RR:C19 Evidence Scale rating by reviewer:
Reliable. The main study claims are generally justified by its methods and data. The results and conclusions are likely to be similar to the hypothetical ideal study. There are some minor caveats or limitations, but they would/do not change the major claims of the study. The study provides sufficient strength of evidence on its own that its main claims should be considered actionable, with some room for future revision.
The paper by Pellegrini et al. investigates SARS-CoV-2 tropism in brain in organoid systems. The authors have provided convincing evidence that choroid-plexus epithelial cells exhibit a significant degree of susceptibility to SARS-CoV-2 infection, whereas neurons and glia cells appear to be highly refractory of SARS-CoV-2. The authors identified an apoliprotein and ACE2 expressing subset of epithelial barrier cells within the choroid plexus as the main target of SARS-CoV-2. The authors have also provided evidence that SARS-CoV-2 can infect the choroid plexus epithelium from the basal side and that infection was associate with altered cell-cell junctions suggesting that SARS-CoV-2 infection can lead to a breakdown of the blood-CSF-barrier.
The paper is well-written, and the experimental section has been well executed. The results have been clearly presented and nicely illustrated and support the central message of the paper, namely that a subpopulation of choroid plexus epithelial cells, rather than neurons or glia, is a main target of SARS-CoV-2 under the experimental conditions of the study.
As with other studies using brain organoid systems to study the effect of infectious agent on the brain, there is the general limitation of whether organoids accurate reflect the environment of infections, like SARS-CoV-2, resulting in neurological symptoms observed in adults. Nevertheless, regardless of this limitation, this study is interesting and can provide insights into cell type specific susceptibility to infection.

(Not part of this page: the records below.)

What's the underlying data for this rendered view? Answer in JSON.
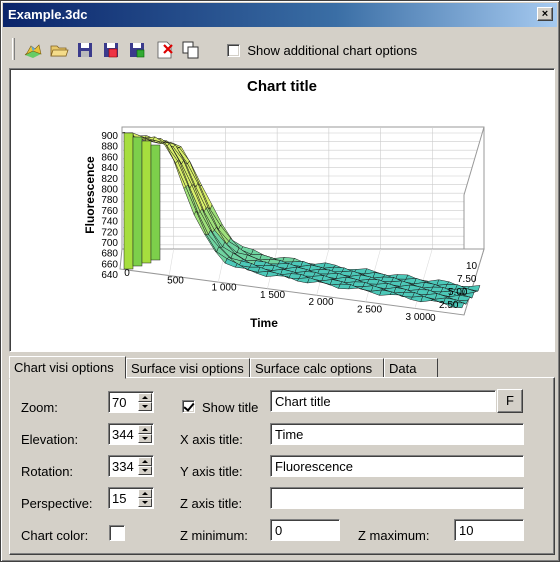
{
  "window": {
    "title": "Example.3dc",
    "close_glyph": "×"
  },
  "toolbar": {
    "buttons": [
      {
        "name": "chart-icon"
      },
      {
        "name": "open-folder-icon"
      },
      {
        "name": "save-icon"
      },
      {
        "name": "save-image-icon"
      },
      {
        "name": "export-icon"
      },
      {
        "name": "delete-icon"
      },
      {
        "name": "copy-icon"
      }
    ],
    "show_options_label": "Show additional chart options",
    "show_options_checked": false
  },
  "chart": {
    "title": "Chart title",
    "y_axis_label": "Fluorescence",
    "x_axis_label": "Time",
    "y_ticks": [
      "900",
      "880",
      "860",
      "840",
      "820",
      "800",
      "780",
      "760",
      "740",
      "720",
      "700",
      "680",
      "660",
      "640"
    ],
    "x_ticks": [
      "0",
      "500",
      "1 000",
      "1 500",
      "2 000",
      "2 500",
      "3 000"
    ],
    "z_ticks": [
      "0",
      "2.50",
      "5.00",
      "7.50",
      "10"
    ]
  },
  "tabs": [
    "Chart visi options",
    "Surface visi options",
    "Surface calc options",
    "Data"
  ],
  "active_tab": 0,
  "form": {
    "zoom_label": "Zoom:",
    "zoom_value": "70",
    "elevation_label": "Elevation:",
    "elevation_value": "344",
    "rotation_label": "Rotation:",
    "rotation_value": "334",
    "perspective_label": "Perspective:",
    "perspective_value": "15",
    "chart_color_label": "Chart color:",
    "show_title_label": "Show title",
    "show_title_checked": true,
    "title_value": "Chart title",
    "font_button": "F",
    "x_axis_title_label": "X axis title:",
    "x_axis_title_value": "Time",
    "y_axis_title_label": "Y axis title:",
    "y_axis_title_value": "Fluorescence",
    "z_axis_title_label": "Z axis title:",
    "z_axis_title_value": "",
    "z_min_label": "Z minimum:",
    "z_min_value": "0",
    "z_max_label": "Z maximum:",
    "z_max_value": "10"
  }
}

The authors have convincingly shown that SARS-CoV-2 infection causes alterations in cell-cell junctions contributing to the blood-CSF-barrier. This finding would be strengthened by the incorporation of RNAseq studies to examine whether the observed physical injury to the blood-CSF-barrier is associate with changes in gene expression that have been linked to neurological symptoms. The observation by the authors of an apoliprotein and ACE2 expressing subset of choroid plexus cells as the main target of SARS-CoV-2 would be further enhanced by confirming that blocking of the ACE2 receptor prevents SARS-CoV-2 infection of these cells.
Based on their finding of abundant infection from the basal side of the choroid plexus epithelium, the authors suggest that the vascular compartment of the choroid plexus could be the SARS-CoV-2 entry point to the central nervous system. Although this a plausible scenario, there is very limited evidence of viremia in COVID-19 patients. The discussion section could incorporate comments and comparison with other known neurotropic viruses that target the choroid plexus.